4. Age Pension and other Centrelink benefits
The Age Pension is a regular payment from the government to help older Australians cover their day-to-day living costs. To be eligible for the Age Pension, you must be of Age Pension age and provide all necessary details for the assets and income tests. The assets test takes into account the dollar value of your savings plus any assets you own, in Australia and overseas, except for your family home if you’re currently living there. The income test includes all sources of income from Australia and overseas, such as earnings, pension and annuity payments, investment income, rent etc.

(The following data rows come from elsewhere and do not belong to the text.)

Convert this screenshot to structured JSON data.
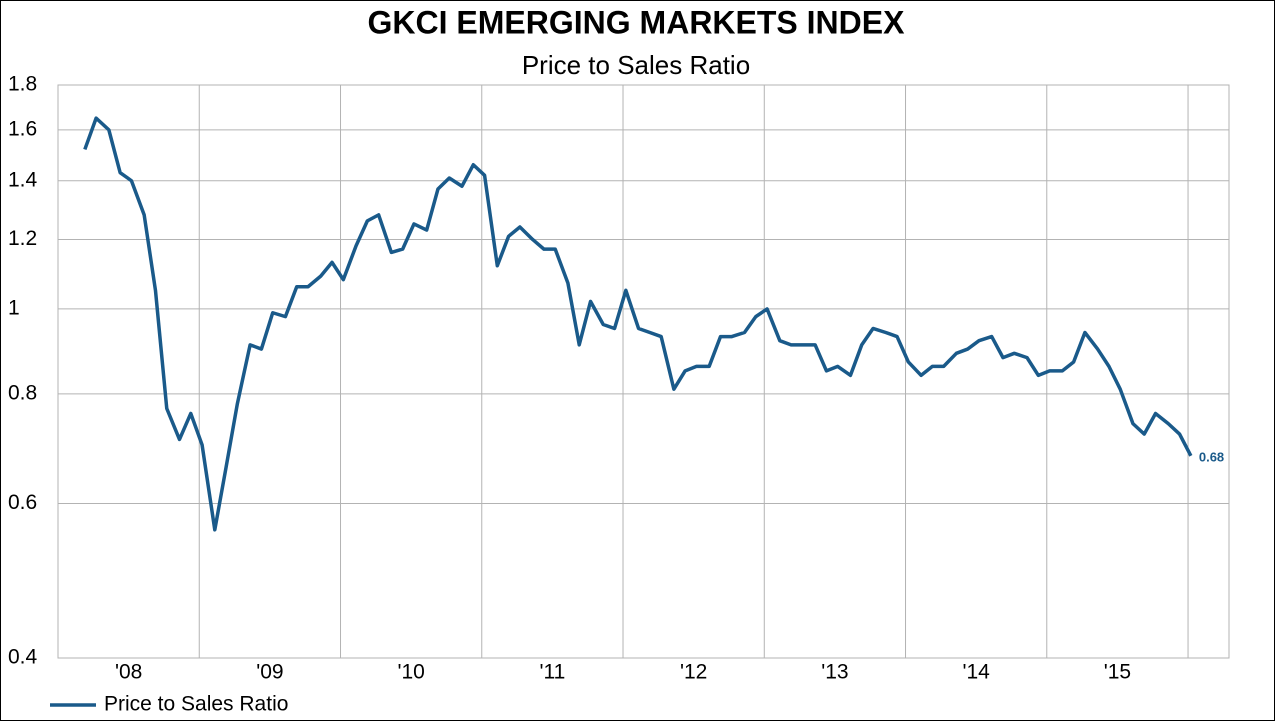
{
  "chart_data": {
    "type": "line",
    "title": "GKCI EMERGING MARKETS INDEX",
    "subtitle": "Price to Sales Ratio",
    "log_scale": true,
    "grid": true,
    "legend": "bottom-left",
    "xlim": [
      2008,
      2016.29
    ],
    "xticks": [
      {
        "value": 2008.5,
        "label": "'08"
      },
      {
        "value": 2009.5,
        "label": "'09"
      },
      {
        "value": 2010.5,
        "label": "'10"
      },
      {
        "value": 2011.5,
        "label": "'11"
      },
      {
        "value": 2012.5,
        "label": "'12"
      },
      {
        "value": 2013.5,
        "label": "'13"
      },
      {
        "value": 2014.5,
        "label": "'14"
      },
      {
        "value": 2015.5,
        "label": "'15"
      }
    ],
    "xgrid": [
      2009,
      2010,
      2011,
      2012,
      2013,
      2014,
      2015,
      2016
    ],
    "ylim": [
      0.4,
      1.8
    ],
    "yticks": [
      0.4,
      0.6,
      0.8,
      1,
      1.2,
      1.4,
      1.6,
      1.8
    ],
    "x": [
      2008.19,
      2008.27,
      2008.36,
      2008.44,
      2008.52,
      2008.61,
      2008.69,
      2008.77,
      2008.86,
      2008.94,
      2009.02,
      2009.11,
      2009.19,
      2009.27,
      2009.36,
      2009.44,
      2009.52,
      2009.61,
      2009.69,
      2009.77,
      2009.86,
      2009.94,
      2010.02,
      2010.11,
      2010.19,
      2010.27,
      2010.36,
      2010.44,
      2010.52,
      2010.61,
      2010.69,
      2010.77,
      2010.86,
      2010.94,
      2011.02,
      2011.11,
      2011.19,
      2011.27,
      2011.36,
      2011.44,
      2011.52,
      2011.61,
      2011.69,
      2011.77,
      2011.86,
      2011.94,
      2012.02,
      2012.11,
      2012.19,
      2012.27,
      2012.36,
      2012.44,
      2012.52,
      2012.61,
      2012.69,
      2012.77,
      2012.86,
      2012.94,
      2013.02,
      2013.11,
      2013.19,
      2013.27,
      2013.36,
      2013.44,
      2013.52,
      2013.61,
      2013.69,
      2013.77,
      2013.86,
      2013.94,
      2014.02,
      2014.11,
      2014.19,
      2014.27,
      2014.36,
      2014.44,
      2014.52,
      2014.61,
      2014.69,
      2014.77,
      2014.86,
      2014.94,
      2015.02,
      2015.11,
      2015.19,
      2015.27,
      2015.36,
      2015.44,
      2015.52,
      2015.61,
      2015.69,
      2015.77,
      2015.86,
      2015.94,
      2016.02
    ],
    "series": [
      {
        "name": "Price to Sales Ratio",
        "color": "#1a5a8a",
        "values": [
          1.52,
          1.65,
          1.6,
          1.43,
          1.4,
          1.28,
          1.05,
          0.77,
          0.71,
          0.76,
          0.7,
          0.56,
          0.66,
          0.78,
          0.91,
          0.9,
          0.99,
          0.98,
          1.06,
          1.06,
          1.09,
          1.13,
          1.08,
          1.18,
          1.26,
          1.28,
          1.16,
          1.17,
          1.25,
          1.23,
          1.37,
          1.41,
          1.38,
          1.46,
          1.42,
          1.12,
          1.21,
          1.24,
          1.2,
          1.17,
          1.17,
          1.07,
          0.91,
          1.02,
          0.96,
          0.95,
          1.05,
          0.95,
          0.94,
          0.93,
          0.81,
          0.85,
          0.86,
          0.86,
          0.93,
          0.93,
          0.94,
          0.98,
          1.0,
          0.92,
          0.91,
          0.91,
          0.91,
          0.85,
          0.86,
          0.84,
          0.91,
          0.95,
          0.94,
          0.93,
          0.87,
          0.84,
          0.86,
          0.86,
          0.89,
          0.9,
          0.92,
          0.93,
          0.88,
          0.89,
          0.88,
          0.84,
          0.85,
          0.85,
          0.87,
          0.94,
          0.9,
          0.86,
          0.81,
          0.74,
          0.72,
          0.76,
          0.74,
          0.72,
          0.68
        ]
      }
    ]
  }
}
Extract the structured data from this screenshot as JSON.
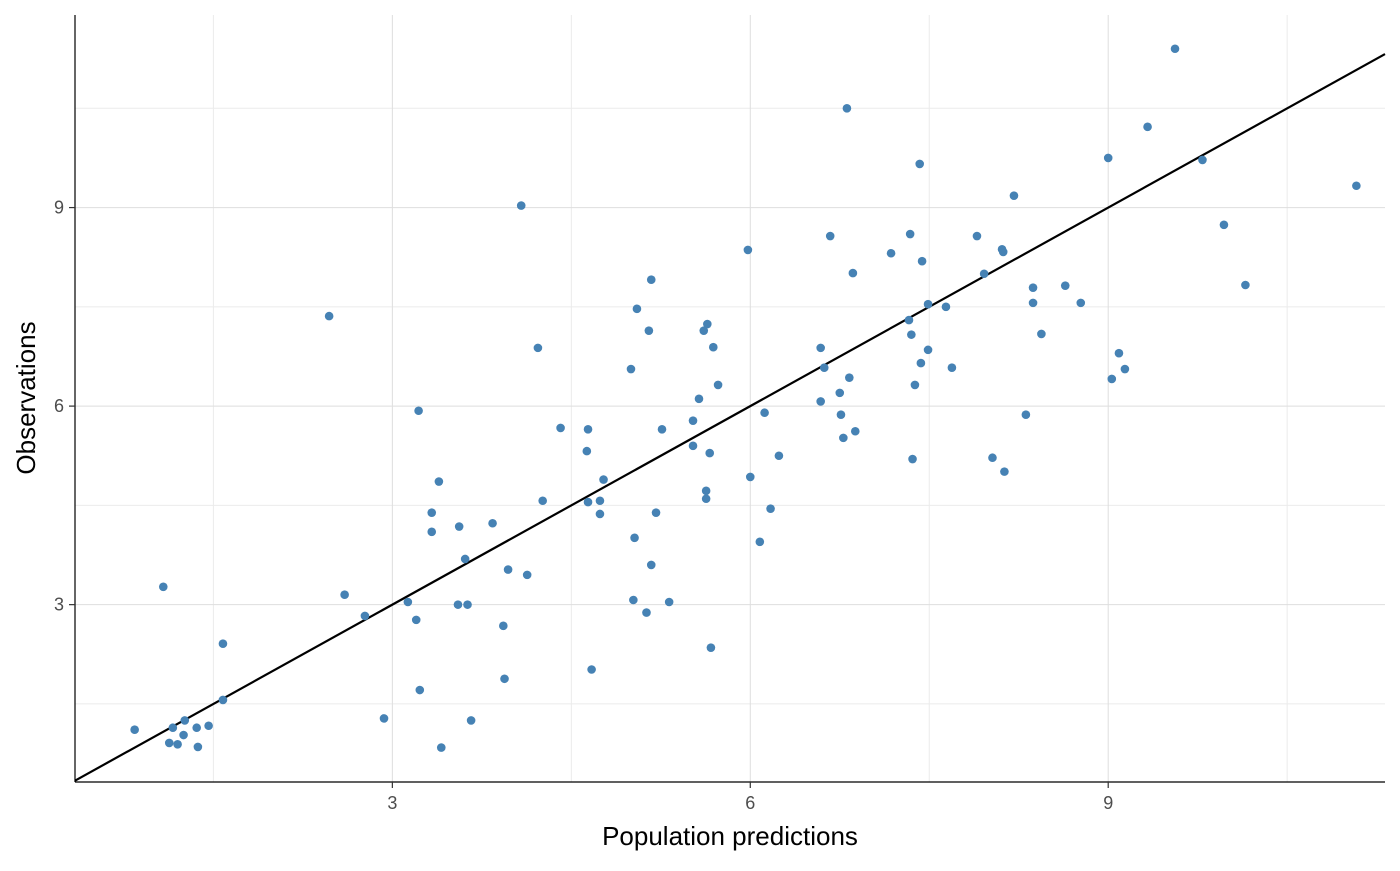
{
  "chart_data": {
    "type": "scatter",
    "title": "",
    "xlabel": "Population predictions",
    "ylabel": "Observations",
    "xlim": [
      0.34,
      11.32
    ],
    "ylim": [
      0.32,
      11.91
    ],
    "x_ticks": [
      3,
      6,
      9
    ],
    "y_ticks": [
      3,
      6,
      9
    ],
    "x_minor": [
      1.5,
      4.5,
      7.5,
      10.5
    ],
    "y_minor": [
      1.5,
      4.5,
      7.5,
      10.5
    ],
    "grid": true,
    "point_color": "#4682B4",
    "reference_line": {
      "type": "identity",
      "slope": 1,
      "intercept": 0,
      "color": "#000000"
    },
    "points": [
      [
        0.84,
        1.11
      ],
      [
        1.08,
        3.27
      ],
      [
        1.13,
        0.91
      ],
      [
        1.16,
        1.14
      ],
      [
        1.2,
        0.89
      ],
      [
        1.25,
        1.03
      ],
      [
        1.26,
        1.25
      ],
      [
        1.36,
        1.14
      ],
      [
        1.37,
        0.85
      ],
      [
        1.46,
        1.17
      ],
      [
        1.58,
        2.41
      ],
      [
        1.58,
        1.56
      ],
      [
        2.47,
        7.36
      ],
      [
        2.6,
        3.15
      ],
      [
        2.77,
        2.83
      ],
      [
        2.93,
        1.28
      ],
      [
        3.13,
        3.04
      ],
      [
        3.2,
        2.77
      ],
      [
        3.22,
        5.93
      ],
      [
        3.23,
        1.71
      ],
      [
        3.33,
        4.39
      ],
      [
        3.33,
        4.1
      ],
      [
        3.39,
        4.86
      ],
      [
        3.41,
        0.84
      ],
      [
        3.55,
        3.0
      ],
      [
        3.56,
        4.18
      ],
      [
        3.61,
        3.69
      ],
      [
        3.63,
        3.0
      ],
      [
        3.66,
        1.25
      ],
      [
        3.84,
        4.23
      ],
      [
        3.93,
        2.68
      ],
      [
        3.94,
        1.88
      ],
      [
        3.97,
        3.53
      ],
      [
        4.08,
        9.03
      ],
      [
        4.13,
        3.45
      ],
      [
        4.22,
        6.88
      ],
      [
        4.26,
        4.57
      ],
      [
        4.41,
        5.67
      ],
      [
        4.63,
        5.32
      ],
      [
        4.64,
        4.55
      ],
      [
        4.64,
        5.65
      ],
      [
        4.67,
        2.02
      ],
      [
        4.74,
        4.37
      ],
      [
        4.74,
        4.57
      ],
      [
        4.77,
        4.89
      ],
      [
        5.0,
        6.56
      ],
      [
        5.02,
        3.07
      ],
      [
        5.03,
        4.01
      ],
      [
        5.05,
        7.47
      ],
      [
        5.13,
        2.88
      ],
      [
        5.15,
        7.14
      ],
      [
        5.17,
        7.91
      ],
      [
        5.17,
        3.6
      ],
      [
        5.21,
        4.39
      ],
      [
        5.26,
        5.65
      ],
      [
        5.32,
        3.04
      ],
      [
        5.52,
        5.4
      ],
      [
        5.52,
        5.78
      ],
      [
        5.57,
        6.11
      ],
      [
        5.61,
        7.14
      ],
      [
        5.63,
        4.72
      ],
      [
        5.63,
        4.6
      ],
      [
        5.64,
        7.24
      ],
      [
        5.66,
        5.29
      ],
      [
        5.67,
        2.35
      ],
      [
        5.69,
        6.89
      ],
      [
        5.73,
        6.32
      ],
      [
        5.98,
        8.36
      ],
      [
        6.0,
        4.93
      ],
      [
        6.08,
        3.95
      ],
      [
        6.12,
        5.9
      ],
      [
        6.17,
        4.45
      ],
      [
        6.24,
        5.25
      ],
      [
        6.59,
        6.88
      ],
      [
        6.59,
        6.07
      ],
      [
        6.62,
        6.58
      ],
      [
        6.67,
        8.57
      ],
      [
        6.75,
        6.2
      ],
      [
        6.76,
        5.87
      ],
      [
        6.78,
        5.52
      ],
      [
        6.81,
        10.5
      ],
      [
        6.83,
        6.43
      ],
      [
        6.86,
        8.01
      ],
      [
        6.88,
        5.62
      ],
      [
        7.18,
        8.31
      ],
      [
        7.33,
        7.3
      ],
      [
        7.34,
        8.6
      ],
      [
        7.35,
        7.08
      ],
      [
        7.36,
        5.2
      ],
      [
        7.38,
        6.32
      ],
      [
        7.42,
        9.66
      ],
      [
        7.43,
        6.65
      ],
      [
        7.44,
        8.19
      ],
      [
        7.49,
        7.54
      ],
      [
        7.49,
        6.85
      ],
      [
        7.64,
        7.5
      ],
      [
        7.69,
        6.58
      ],
      [
        7.9,
        8.57
      ],
      [
        7.96,
        8.0
      ],
      [
        8.03,
        5.22
      ],
      [
        8.11,
        8.37
      ],
      [
        8.12,
        8.33
      ],
      [
        8.13,
        5.01
      ],
      [
        8.21,
        9.18
      ],
      [
        8.31,
        5.87
      ],
      [
        8.37,
        7.79
      ],
      [
        8.37,
        7.56
      ],
      [
        8.44,
        7.09
      ],
      [
        8.64,
        7.82
      ],
      [
        8.77,
        7.56
      ],
      [
        9.0,
        9.75
      ],
      [
        9.03,
        6.41
      ],
      [
        9.09,
        6.8
      ],
      [
        9.14,
        6.56
      ],
      [
        9.33,
        10.22
      ],
      [
        9.56,
        11.4
      ],
      [
        9.79,
        9.72
      ],
      [
        9.97,
        8.74
      ],
      [
        10.15,
        7.83
      ],
      [
        11.08,
        9.33
      ]
    ]
  }
}
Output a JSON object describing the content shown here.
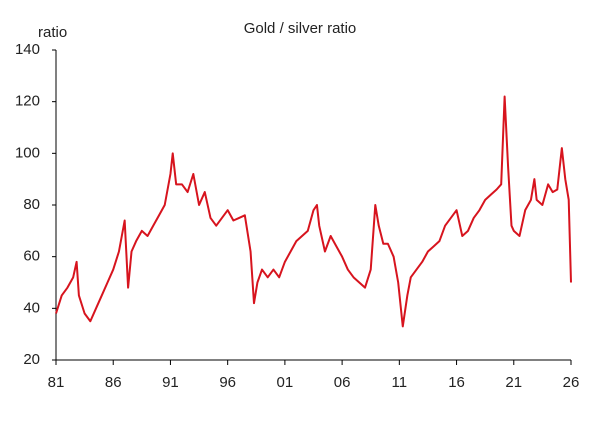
{
  "chart_data": {
    "type": "line",
    "title": "Gold / silver ratio",
    "ylabel": "ratio",
    "x": [
      1981.0,
      1981.5,
      1982.0,
      1982.5,
      1982.8,
      1983.0,
      1983.5,
      1984.0,
      1984.5,
      1985.0,
      1985.5,
      1986.0,
      1986.5,
      1987.0,
      1987.3,
      1987.6,
      1988.0,
      1988.5,
      1989.0,
      1989.5,
      1990.0,
      1990.5,
      1991.0,
      1991.2,
      1991.5,
      1992.0,
      1992.5,
      1993.0,
      1993.5,
      1994.0,
      1994.5,
      1995.0,
      1995.5,
      1996.0,
      1996.5,
      1997.0,
      1997.5,
      1998.0,
      1998.3,
      1998.6,
      1999.0,
      1999.5,
      2000.0,
      2000.5,
      2001.0,
      2001.5,
      2002.0,
      2002.5,
      2003.0,
      2003.5,
      2003.8,
      2004.0,
      2004.5,
      2005.0,
      2005.5,
      2006.0,
      2006.5,
      2007.0,
      2007.5,
      2008.0,
      2008.5,
      2008.9,
      2009.2,
      2009.6,
      2010.0,
      2010.5,
      2010.9,
      2011.3,
      2011.7,
      2012.0,
      2012.5,
      2013.0,
      2013.5,
      2014.0,
      2014.5,
      2015.0,
      2015.5,
      2016.0,
      2016.5,
      2017.0,
      2017.5,
      2018.0,
      2018.5,
      2019.0,
      2019.5,
      2019.9,
      2020.2,
      2020.5,
      2020.8,
      2021.0,
      2021.5,
      2022.0,
      2022.5,
      2022.8,
      2023.0,
      2023.5,
      2024.0,
      2024.4,
      2024.8,
      2025.2,
      2025.5,
      2025.8,
      2026.0
    ],
    "series": [
      {
        "name": "Gold / silver ratio",
        "color": "#d7141e",
        "values": [
          38,
          45,
          48,
          52,
          58,
          45,
          38,
          35,
          40,
          45,
          50,
          55,
          62,
          74,
          48,
          62,
          66,
          70,
          68,
          72,
          76,
          80,
          92,
          100,
          88,
          88,
          85,
          92,
          80,
          85,
          75,
          72,
          75,
          78,
          74,
          75,
          76,
          62,
          42,
          50,
          55,
          52,
          55,
          52,
          58,
          62,
          66,
          68,
          70,
          78,
          80,
          72,
          62,
          68,
          64,
          60,
          55,
          52,
          50,
          48,
          55,
          80,
          72,
          65,
          65,
          60,
          50,
          33,
          45,
          52,
          55,
          58,
          62,
          64,
          66,
          72,
          75,
          78,
          68,
          70,
          75,
          78,
          82,
          84,
          86,
          88,
          122,
          95,
          72,
          70,
          68,
          78,
          82,
          90,
          82,
          80,
          88,
          85,
          86,
          102,
          90,
          82,
          50
        ]
      }
    ],
    "xlim": [
      1981,
      2026
    ],
    "xticks": [
      {
        "value": 1981,
        "label": "81"
      },
      {
        "value": 1986,
        "label": "86"
      },
      {
        "value": 1991,
        "label": "91"
      },
      {
        "value": 1996,
        "label": "96"
      },
      {
        "value": 2001,
        "label": "01"
      },
      {
        "value": 2006,
        "label": "06"
      },
      {
        "value": 2011,
        "label": "11"
      },
      {
        "value": 2016,
        "label": "16"
      },
      {
        "value": 2021,
        "label": "21"
      },
      {
        "value": 2026,
        "label": "26"
      }
    ],
    "ylim": [
      20,
      140
    ],
    "yticks": [
      20,
      40,
      60,
      80,
      100,
      120,
      140
    ],
    "grid": false
  }
}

If your assets are above the current threshold for the assets test, you may not be eligible for the Age Pension, or you’ll be paid a reduced amount. The same is true for the income test. The test that results in the lower pension rate will be the one applied to your Age Pension. Different thresholds and Age Pension payment rates apply to single people and couples.
In addition to an Age Pension payment, you may also be eligible for other Centrelink benefits such as energy supplements, carer payments and allowances, concessions on health costs and more. Even if you don’t qualify for the Age Pension, you may still be eligible for a Commonwealth Seniors Health Card to help you with the cost of prescription medicines and other health services.
Visit the Department of Human Services website for the latest information on Age Pension eligibility and payment rates.
5. Working part-time
Continuing to work in retirement can be a great way to have a routine to stick to, maintain your social network and give you a sense of purpose. But it can also supplement your income and make retirement savings last longer. If you’re eligible for the Age Pension, you can earn some income each fortnight without your payments being affected. This is called the Work Bonus and it allows you to earn income up to a certain threshold without reducing your Age Pension. And if you take a break, you can build up your Work Bonus balance and earn more when you start working again. From July 2019, self-employed people receiving an Age Pension can also benefit from this arrangement.
When you’re weighing up different options and choices for your income, it helps to know how much you’ll be spending in retirement. A CERTIFIED FINANCIAL PLANNER® professional can offer valuable advice on planning for a comfortable life after work. They can help you focus on your retirement goals and the money you’ll need to make them happen. They can also explain the pros and cons of your retirement income options so you can make informed choices for your financial future.